From time to time, we like to break conventions and rattle the cages. This is one of those times. For this blog, let's disturb the general understanding of retirement.

Ah, yes, retirement -- that elusive, long stretch of a goal come your senior years. In terms of our career life, retirement is the time to push up daisies. To depart from your workplace. To cease working. The big break. The big vacation. The check-out counter. The start of a happy reading time. The long Netflix binge...

The mission here is that we should supposedly save our money as early as possible to enjoy our later life.

Ultimately, retirement involves cashing in your chips--that is, hoping that your said chips would last you the remainder of your lifetime.

For financial planners, retirement planning is a must. So much so that following our recommendations for emergency funds, protection, and healthcare, retirement funding comes next inevitably. Oftentimes, financial consultants pitch retirement planning with insufficient motivational push. Instead, they say, you have to do it because it is necessary.

Yet, what is necessary will not automatically trigger the action button. More often than not, it will overwhelm the brain and eventually lead to procrastination.

Retirement planning needs to be more dynamic. It should be anchored to your definition of fulfillment—which is another way of saying that retirement should be about committing yourself to what you are passionate about.

For this reason, I’ve made self-purpose and business projects the focal point of my retirement planning services. I call this Purpose-Driven Financial Planning.

My goal here is to add more motivational factors to retirement planning.

First of all, let's clear the rubble of what retirement means.

Retirement simply means quitting the job you hate or are tired of doing.

As such, quitting the job you hate by the age of 60 can be equated to some sort of an emergency. Because retirement entails losing your income and you have no means of supporting yourself and paying the bills.

Therefore, the situation calls for funding, which the retiree should have come up with during his working years.

The common mistake is that, oftentimes, retirement is understood as a goal. It shouldn't. If anything, retirement is a tragedy. An emergency situation.

In the book titled "The 4-Hour Work Week" by Timothy Ferris, retirement planning is described as no different from life insurance. You buy insurance to give you a hedge against worst-case scenarios.

If you retire because you're tired, or you hate the job, then that, my friend, is tragic. Even if you retire because you've reached the age of retirement, and then after that, you're languishing at home doing nothing. That's a tragedy.

Or, you're not doing the thing that you love by the time you retire... Tragedy.

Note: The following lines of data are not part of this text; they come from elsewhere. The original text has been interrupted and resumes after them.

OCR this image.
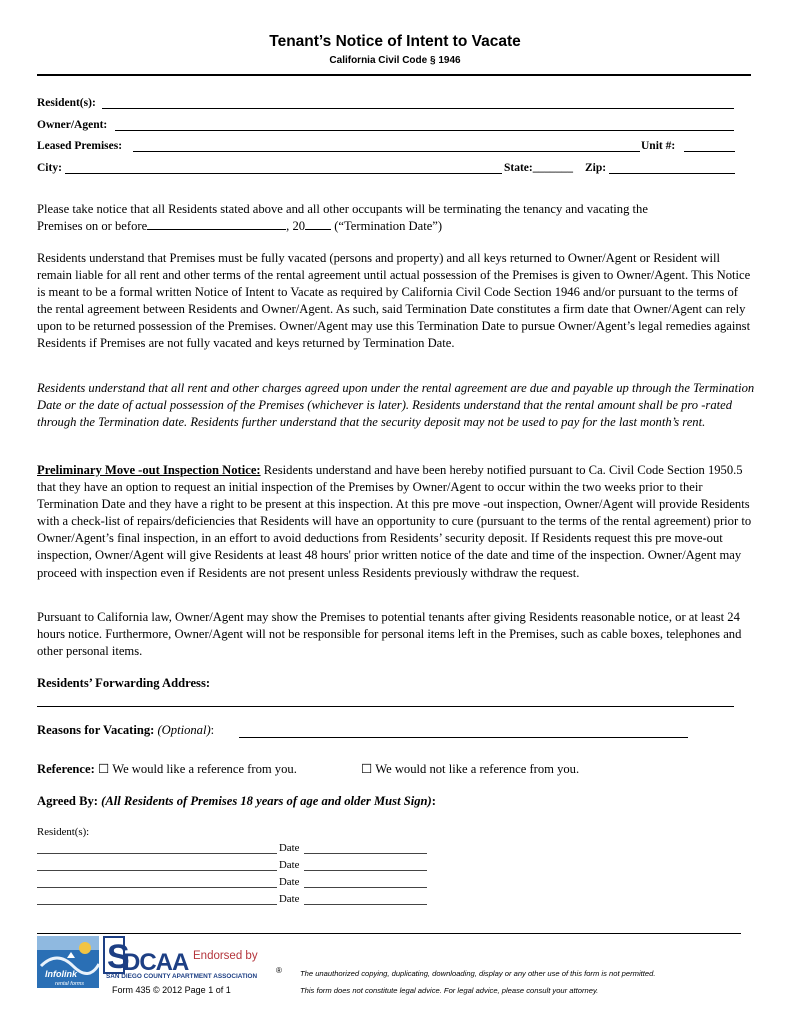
Tenant’s Notice of Intent to Vacate
California Civil Code § 1946
Resident(s):
Owner/Agent:
Leased Premises:	Unit #:
City:	State:_______ Zip:
Please take notice that all Residents stated above and all other occupants will be terminating the tenancy and vacating the
Premises on or before	, 20 (“Termination Date”)
Residents understand that Premises must be fully vacated (persons and property) and all keys returned to Owner/Agent or Resident will remain liable for all rent and other terms of the rental agreement until actual possession of the Premises is given to Owner/Agent. This Notice is meant to be a formal written Notice of Intent to Vacate as required by California Civil Code Section 1946 and/or pursuant to the terms of the rental agreement between Residents and Owner/Agent. As such, said Termination Date constitutes a firm date that Owner/Agent can rely upon to be returned possession of the Premises. Owner/Agent may use this Termination Date to pursue Owner/Agent’s legal remedies against Residents if Premises are not fully vacated and keys returned by Termination Date.
Residents understand that all rent and other charges agreed upon under the rental agreement are due and payable up through the Termination Date or the date of actual possession of the Premises (whichever is later). Residents understand that the rental amount shall be pro -rated through the Termination date. Residents further understand that the security deposit may not be used to pay for the last month’s rent.
Preliminary Move -out Inspection Notice: Residents understand and have been hereby notified pursuant to Ca. Civil Code Section 1950.5 that they have an option to request an initial inspection of the Premises by Owner/Agent to occur within the two weeks prior to their Termination Date and they have a right to be present at this inspection. At this pre move -out inspection, Owner/Agent will provide Residents with a check-list of repairs/deficiencies that Residents will have an opportunity to cure (pursuant to the terms of the rental agreement) prior to Owner/Agent’s final inspection, in an effort to avoid deductions from Residents’ security deposit. If Residents request this pre move-out inspection, Owner/Agent will give Residents at least 48 hours' prior written notice of the date and time of the inspection. Owner/Agent may proceed with inspection even if Residents are not present unless Residents previously withdraw the request.
Pursuant to California law, Owner/Agent may show the Premises to potential tenants after giving Residents reasonable notice, or at least 24 hours notice. Furthermore, Owner/Agent will not be responsible for personal items left in the Premises, such as cable boxes, telephones and other personal items.
Residents’ Forwarding Address:
Reasons for Vacating: (Optional):
Reference: ☐ We would like a reference from you.	☐ We would not like a reference from you.
Agreed By: (All Residents of Premises 18 years of age and older Must Sign):
Resident(s):
Date
Date
Date
Date
Infolink
rental forms
S
DCAA Endorsed by
SAN DIEGO COUNTY APARTMENT ASSOCIATION
®
Form 435 © 2012 Page 1 of 1
The unauthorized copying, duplicating, downloading, display or any other use of this form is not permitted.
This form does not constitute legal advice. For legal advice, please consult your attorney.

So from this point on, don't look at retirement in your senior years as a goal or a dream. Do not get sold too much with retirement planning talk.

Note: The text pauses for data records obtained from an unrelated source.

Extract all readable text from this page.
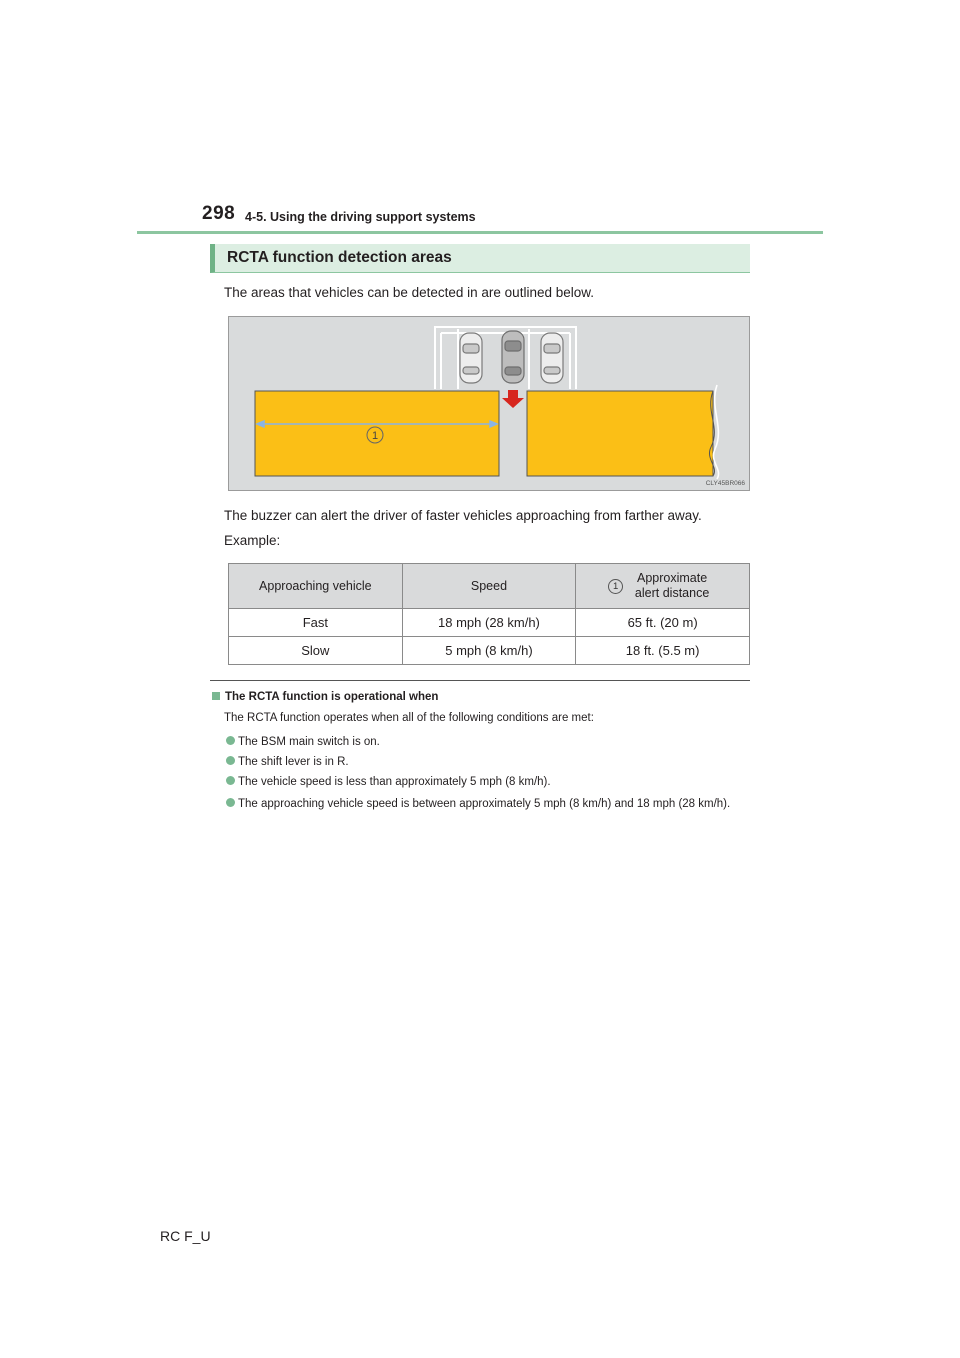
298 4-5. Using the driving support systems
RCTA function detection areas
The areas that vehicles can be detected in are outlined below.
1
CLY45BR066
The buzzer can alert the driver of faster vehicles approaching from farther away.
Example:
Approaching vehicle	Speed	1
Approximate alert distance

Fast	18 mph (28 km/h)	65 ft. (20 m)
Slow	5 mph (8 km/h)	18 ft. (5.5 m)
The RCTA function is operational when
The RCTA function operates when all of the following conditions are met:
The BSM main switch is on.
The shift lever is in R.
The vehicle speed is less than approximately 5 mph (8 km/h).
The approaching vehicle speed is between approximately 5 mph (8 km/h) and 18 mph (28 km/h).
RC F_U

Because most of the time retirement planning by itself is woefully insufficient.

Funding your retirement planning may just be simple arithmetic. But it's a kind of arithmetic that involves the hardest real math you would ever have to deal with. In retirement years, you are up against the constant rise of inflation and monthly expenses. Either you will need to save as early as you can and work for it, or invest and diversify a ridiculous amount of money to keep up with the high cost of living.

Again, to quote, Timothy Ferriss, "most people will never be able to retire and maintain even a hotdogs-for-dinner standard of living".

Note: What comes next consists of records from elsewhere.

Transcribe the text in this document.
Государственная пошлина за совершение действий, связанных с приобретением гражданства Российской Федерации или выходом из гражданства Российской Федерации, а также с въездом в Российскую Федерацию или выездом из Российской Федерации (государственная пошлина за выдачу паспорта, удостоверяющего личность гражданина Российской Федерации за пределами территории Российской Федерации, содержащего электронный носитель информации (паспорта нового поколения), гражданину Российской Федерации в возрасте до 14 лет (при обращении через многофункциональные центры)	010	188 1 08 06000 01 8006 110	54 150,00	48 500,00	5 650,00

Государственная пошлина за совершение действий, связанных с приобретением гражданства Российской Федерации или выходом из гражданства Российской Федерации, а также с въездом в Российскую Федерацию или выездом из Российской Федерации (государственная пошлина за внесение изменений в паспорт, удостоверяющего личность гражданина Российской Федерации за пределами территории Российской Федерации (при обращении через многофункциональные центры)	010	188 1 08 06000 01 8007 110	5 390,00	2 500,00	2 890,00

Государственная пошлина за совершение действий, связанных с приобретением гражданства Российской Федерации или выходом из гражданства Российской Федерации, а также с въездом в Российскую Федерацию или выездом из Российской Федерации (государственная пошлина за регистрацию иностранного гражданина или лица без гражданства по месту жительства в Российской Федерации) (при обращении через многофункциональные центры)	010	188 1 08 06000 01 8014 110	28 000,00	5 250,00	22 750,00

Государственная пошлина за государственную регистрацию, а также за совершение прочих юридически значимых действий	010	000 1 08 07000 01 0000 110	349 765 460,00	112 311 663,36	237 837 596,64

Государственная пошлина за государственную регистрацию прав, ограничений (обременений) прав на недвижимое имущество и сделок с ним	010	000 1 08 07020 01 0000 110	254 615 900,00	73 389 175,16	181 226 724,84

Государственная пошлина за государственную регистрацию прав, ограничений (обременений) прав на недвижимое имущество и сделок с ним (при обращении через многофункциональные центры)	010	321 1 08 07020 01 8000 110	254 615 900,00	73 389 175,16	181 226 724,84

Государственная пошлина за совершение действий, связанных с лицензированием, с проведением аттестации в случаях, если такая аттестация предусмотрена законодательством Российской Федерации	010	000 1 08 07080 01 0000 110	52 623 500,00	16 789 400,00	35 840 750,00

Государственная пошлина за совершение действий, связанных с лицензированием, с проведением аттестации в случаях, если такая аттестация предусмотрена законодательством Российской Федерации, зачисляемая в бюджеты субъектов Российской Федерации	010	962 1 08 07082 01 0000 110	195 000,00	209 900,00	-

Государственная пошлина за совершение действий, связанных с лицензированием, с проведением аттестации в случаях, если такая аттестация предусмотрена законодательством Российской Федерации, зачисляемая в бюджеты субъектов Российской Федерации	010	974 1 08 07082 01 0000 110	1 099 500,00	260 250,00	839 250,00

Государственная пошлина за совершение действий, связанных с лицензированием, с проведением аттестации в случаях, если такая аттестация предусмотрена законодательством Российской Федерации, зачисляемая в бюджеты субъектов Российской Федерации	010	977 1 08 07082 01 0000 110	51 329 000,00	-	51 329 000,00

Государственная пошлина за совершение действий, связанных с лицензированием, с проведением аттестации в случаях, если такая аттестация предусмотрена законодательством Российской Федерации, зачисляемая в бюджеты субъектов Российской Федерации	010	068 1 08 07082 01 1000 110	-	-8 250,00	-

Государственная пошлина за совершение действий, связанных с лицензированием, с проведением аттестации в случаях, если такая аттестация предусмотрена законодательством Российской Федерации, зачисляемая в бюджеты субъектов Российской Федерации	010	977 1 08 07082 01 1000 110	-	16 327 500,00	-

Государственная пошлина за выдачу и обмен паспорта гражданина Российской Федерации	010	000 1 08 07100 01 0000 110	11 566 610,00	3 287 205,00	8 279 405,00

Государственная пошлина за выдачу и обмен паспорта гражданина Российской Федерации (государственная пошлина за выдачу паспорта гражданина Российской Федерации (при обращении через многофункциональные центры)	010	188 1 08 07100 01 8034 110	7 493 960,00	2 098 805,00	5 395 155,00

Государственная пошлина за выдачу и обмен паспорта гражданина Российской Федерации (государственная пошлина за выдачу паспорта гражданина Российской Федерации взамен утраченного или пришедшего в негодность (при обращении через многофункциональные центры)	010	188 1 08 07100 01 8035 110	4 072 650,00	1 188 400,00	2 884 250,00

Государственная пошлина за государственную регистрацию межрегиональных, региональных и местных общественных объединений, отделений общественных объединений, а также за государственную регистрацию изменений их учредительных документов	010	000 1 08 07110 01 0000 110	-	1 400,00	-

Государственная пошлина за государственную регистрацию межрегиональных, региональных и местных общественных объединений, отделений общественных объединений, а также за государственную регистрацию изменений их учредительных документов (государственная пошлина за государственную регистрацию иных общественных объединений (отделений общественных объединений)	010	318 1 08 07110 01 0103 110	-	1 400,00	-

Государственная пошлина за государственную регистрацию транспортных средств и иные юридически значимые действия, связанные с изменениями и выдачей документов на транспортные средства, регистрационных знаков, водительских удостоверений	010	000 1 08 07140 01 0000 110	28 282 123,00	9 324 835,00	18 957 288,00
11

In a retirement that could span 10, 20, or 30 years, your purchasing power dwindles every year.

Ironically, if you want the math to work for you, you have to be one cold, calculated, hardworking machine focused only on retirement. Nothing else.

In all honesty, if you save too much for your retirement, you would be working too hard just for it. That goes with the saying, you’re not here on this earth to just pay the bills. You’re here to live life to the fullest—that means to live it with fulfillment.

So from this point on, let me just say, straight to your face, the common, run-on-the-mill retirement planning has become obsolete. It isn’t a fantastic idea—if anything, it is masochistic, sadistic, and prone to make you look 50 when you're just 40.

Purpose-Driven Planning is not about changing retirement planning. We're not reinventing the wheel, but we're adding rubber to it. It will urge people to commit to it and feel the traction. Its trajectory is directed towards continued growth, not just for you, but for your kin. And ultimately, to them, you'll leave an impressive legacy, where they'll see you blazing out than fading away.